Frosted Dawn is one of those easy-going soft neutrals that does most of the heavy lifting for you, but how you partner it decides whether the room feels relaxed and airy or grounded and considered.
For a relaxed, restful scheme, layer it with warm woods — oak, walnut, a bit of rattan — and natural textures like linen and wool. That warmth stops the cooler undertone in Frosted Dawn from tipping clinical. Keep your supporting neutrals soft rather than stark; you want everything to melt together rather than fight for attention. Paint & Paper Library Slate IV (LRV 67.5) is a cracking partner here — light enough to keep things open, with just enough depth to give the walls a quiet structure when used on woodwork or a connecting wall.
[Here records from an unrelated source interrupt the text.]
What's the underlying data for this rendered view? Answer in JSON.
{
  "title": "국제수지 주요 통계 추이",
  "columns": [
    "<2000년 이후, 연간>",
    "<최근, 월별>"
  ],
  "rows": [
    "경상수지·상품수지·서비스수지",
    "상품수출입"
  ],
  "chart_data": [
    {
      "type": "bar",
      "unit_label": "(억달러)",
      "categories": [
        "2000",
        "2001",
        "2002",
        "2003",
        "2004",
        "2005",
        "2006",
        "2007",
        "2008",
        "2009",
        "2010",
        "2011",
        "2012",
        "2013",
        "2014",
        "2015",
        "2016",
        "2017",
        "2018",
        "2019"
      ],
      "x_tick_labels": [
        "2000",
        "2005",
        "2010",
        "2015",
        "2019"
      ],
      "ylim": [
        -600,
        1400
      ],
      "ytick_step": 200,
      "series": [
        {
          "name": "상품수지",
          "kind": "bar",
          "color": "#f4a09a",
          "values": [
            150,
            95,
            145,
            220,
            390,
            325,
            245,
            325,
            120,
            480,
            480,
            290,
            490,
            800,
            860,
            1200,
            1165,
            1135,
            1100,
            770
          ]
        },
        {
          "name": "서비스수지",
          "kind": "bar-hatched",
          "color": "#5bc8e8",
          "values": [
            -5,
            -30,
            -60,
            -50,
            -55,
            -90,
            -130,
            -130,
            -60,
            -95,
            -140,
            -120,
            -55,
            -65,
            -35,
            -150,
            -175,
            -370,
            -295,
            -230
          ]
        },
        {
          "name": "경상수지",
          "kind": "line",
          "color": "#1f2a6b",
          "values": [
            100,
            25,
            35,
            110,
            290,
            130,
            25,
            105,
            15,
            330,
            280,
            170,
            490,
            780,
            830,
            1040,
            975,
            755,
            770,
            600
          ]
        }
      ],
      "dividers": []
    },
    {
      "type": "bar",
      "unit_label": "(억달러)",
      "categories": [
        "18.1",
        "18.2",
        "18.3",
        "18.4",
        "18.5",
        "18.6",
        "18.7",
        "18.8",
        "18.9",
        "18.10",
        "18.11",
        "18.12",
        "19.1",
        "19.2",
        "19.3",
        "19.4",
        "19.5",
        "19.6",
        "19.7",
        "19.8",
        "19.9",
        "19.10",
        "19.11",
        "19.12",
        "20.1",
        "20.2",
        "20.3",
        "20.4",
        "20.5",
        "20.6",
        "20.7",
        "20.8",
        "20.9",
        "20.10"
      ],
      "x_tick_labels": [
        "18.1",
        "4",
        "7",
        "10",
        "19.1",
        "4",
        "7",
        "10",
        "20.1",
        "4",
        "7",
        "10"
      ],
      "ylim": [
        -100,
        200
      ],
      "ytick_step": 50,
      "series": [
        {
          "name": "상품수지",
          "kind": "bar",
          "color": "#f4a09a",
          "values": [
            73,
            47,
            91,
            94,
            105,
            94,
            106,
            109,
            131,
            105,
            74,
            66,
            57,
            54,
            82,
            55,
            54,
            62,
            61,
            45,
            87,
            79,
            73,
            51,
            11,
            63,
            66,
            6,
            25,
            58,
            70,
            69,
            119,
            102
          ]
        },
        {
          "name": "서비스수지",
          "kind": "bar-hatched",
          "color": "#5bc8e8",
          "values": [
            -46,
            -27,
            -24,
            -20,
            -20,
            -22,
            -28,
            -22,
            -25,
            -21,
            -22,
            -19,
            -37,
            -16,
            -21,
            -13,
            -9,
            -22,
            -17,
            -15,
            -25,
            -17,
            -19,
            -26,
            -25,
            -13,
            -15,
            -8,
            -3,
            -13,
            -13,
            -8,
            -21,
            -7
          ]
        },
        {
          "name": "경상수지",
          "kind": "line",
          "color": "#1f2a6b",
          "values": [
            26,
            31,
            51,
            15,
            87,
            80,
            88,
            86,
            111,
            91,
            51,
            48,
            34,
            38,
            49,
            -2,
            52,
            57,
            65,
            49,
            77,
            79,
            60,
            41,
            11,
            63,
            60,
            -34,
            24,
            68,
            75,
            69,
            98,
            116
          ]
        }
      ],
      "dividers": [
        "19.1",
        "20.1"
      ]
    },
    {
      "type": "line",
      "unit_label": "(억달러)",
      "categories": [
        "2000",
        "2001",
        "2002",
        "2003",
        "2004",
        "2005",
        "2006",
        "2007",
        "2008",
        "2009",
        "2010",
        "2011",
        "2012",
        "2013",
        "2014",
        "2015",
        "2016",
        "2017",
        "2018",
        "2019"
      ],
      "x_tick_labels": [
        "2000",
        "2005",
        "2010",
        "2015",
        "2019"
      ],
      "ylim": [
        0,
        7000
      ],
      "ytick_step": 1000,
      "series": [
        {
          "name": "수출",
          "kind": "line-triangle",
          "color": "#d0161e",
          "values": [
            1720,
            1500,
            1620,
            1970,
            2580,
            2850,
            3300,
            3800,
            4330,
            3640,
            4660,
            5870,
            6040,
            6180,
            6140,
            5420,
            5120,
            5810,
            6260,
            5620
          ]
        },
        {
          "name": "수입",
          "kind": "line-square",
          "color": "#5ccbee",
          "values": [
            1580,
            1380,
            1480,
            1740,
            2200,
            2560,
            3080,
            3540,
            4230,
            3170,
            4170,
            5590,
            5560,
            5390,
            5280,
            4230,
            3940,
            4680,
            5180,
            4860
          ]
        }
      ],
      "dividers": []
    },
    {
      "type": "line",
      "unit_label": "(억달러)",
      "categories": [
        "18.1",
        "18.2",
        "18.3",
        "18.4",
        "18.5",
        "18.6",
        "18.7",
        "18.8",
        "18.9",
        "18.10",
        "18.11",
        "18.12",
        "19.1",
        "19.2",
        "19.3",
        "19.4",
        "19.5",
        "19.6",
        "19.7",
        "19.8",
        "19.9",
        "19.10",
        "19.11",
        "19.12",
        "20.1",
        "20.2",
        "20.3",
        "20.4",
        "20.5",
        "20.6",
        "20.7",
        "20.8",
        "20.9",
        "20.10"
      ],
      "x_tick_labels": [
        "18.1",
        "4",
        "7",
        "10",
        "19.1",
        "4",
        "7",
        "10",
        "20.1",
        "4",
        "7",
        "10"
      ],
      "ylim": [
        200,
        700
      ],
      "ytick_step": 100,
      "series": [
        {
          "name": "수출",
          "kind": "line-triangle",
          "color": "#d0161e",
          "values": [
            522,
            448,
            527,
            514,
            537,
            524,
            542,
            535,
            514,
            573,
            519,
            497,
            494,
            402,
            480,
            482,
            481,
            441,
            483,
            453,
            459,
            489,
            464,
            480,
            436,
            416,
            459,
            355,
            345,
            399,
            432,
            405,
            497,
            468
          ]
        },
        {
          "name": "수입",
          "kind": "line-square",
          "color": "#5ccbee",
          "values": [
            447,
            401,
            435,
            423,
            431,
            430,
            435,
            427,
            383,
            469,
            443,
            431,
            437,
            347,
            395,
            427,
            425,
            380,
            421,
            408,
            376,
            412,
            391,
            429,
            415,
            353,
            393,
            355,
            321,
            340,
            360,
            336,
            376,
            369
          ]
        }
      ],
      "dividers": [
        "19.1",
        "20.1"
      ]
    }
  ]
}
If you want quiet contrast, this is where it gets interesting. Reach for muted greens and deeper greiges. Mylands Artichoke BH.13 (LRV 27.6) is the one I'd push you towards — a soft, dusty green-grey that brings a natural, slightly earthy note without going loud. Used on a lower wall, panelling or joinery, it grounds Frosted Dawn nicely.
For a proper anchor — a front door, kitchen island, a feature piece — Dulux Sapphire Springs 1 (LRV 6.4) gives you that deep, inky charcoal-blue moment. At an LRV of 6.4 it's genuinely dark, so use it as a punctuation mark rather than a wall-to-wall commitment, or it'll swallow the light.
The "but what about" most people hit: don't try to pair Frosted Dawn with a warm, yellow-based magnolia or a creamy white — the undertones clash and it muddies everything. Stick to cooler or properly neutral whites for ceilings and trim.
Practical advice: paint big A2 sample patches and view them morning and evening. Frosted Dawn's cool side shows more in north light, so if your room faces north, lean harder on the warm woods and the Artichoke green to balance it. Sorted.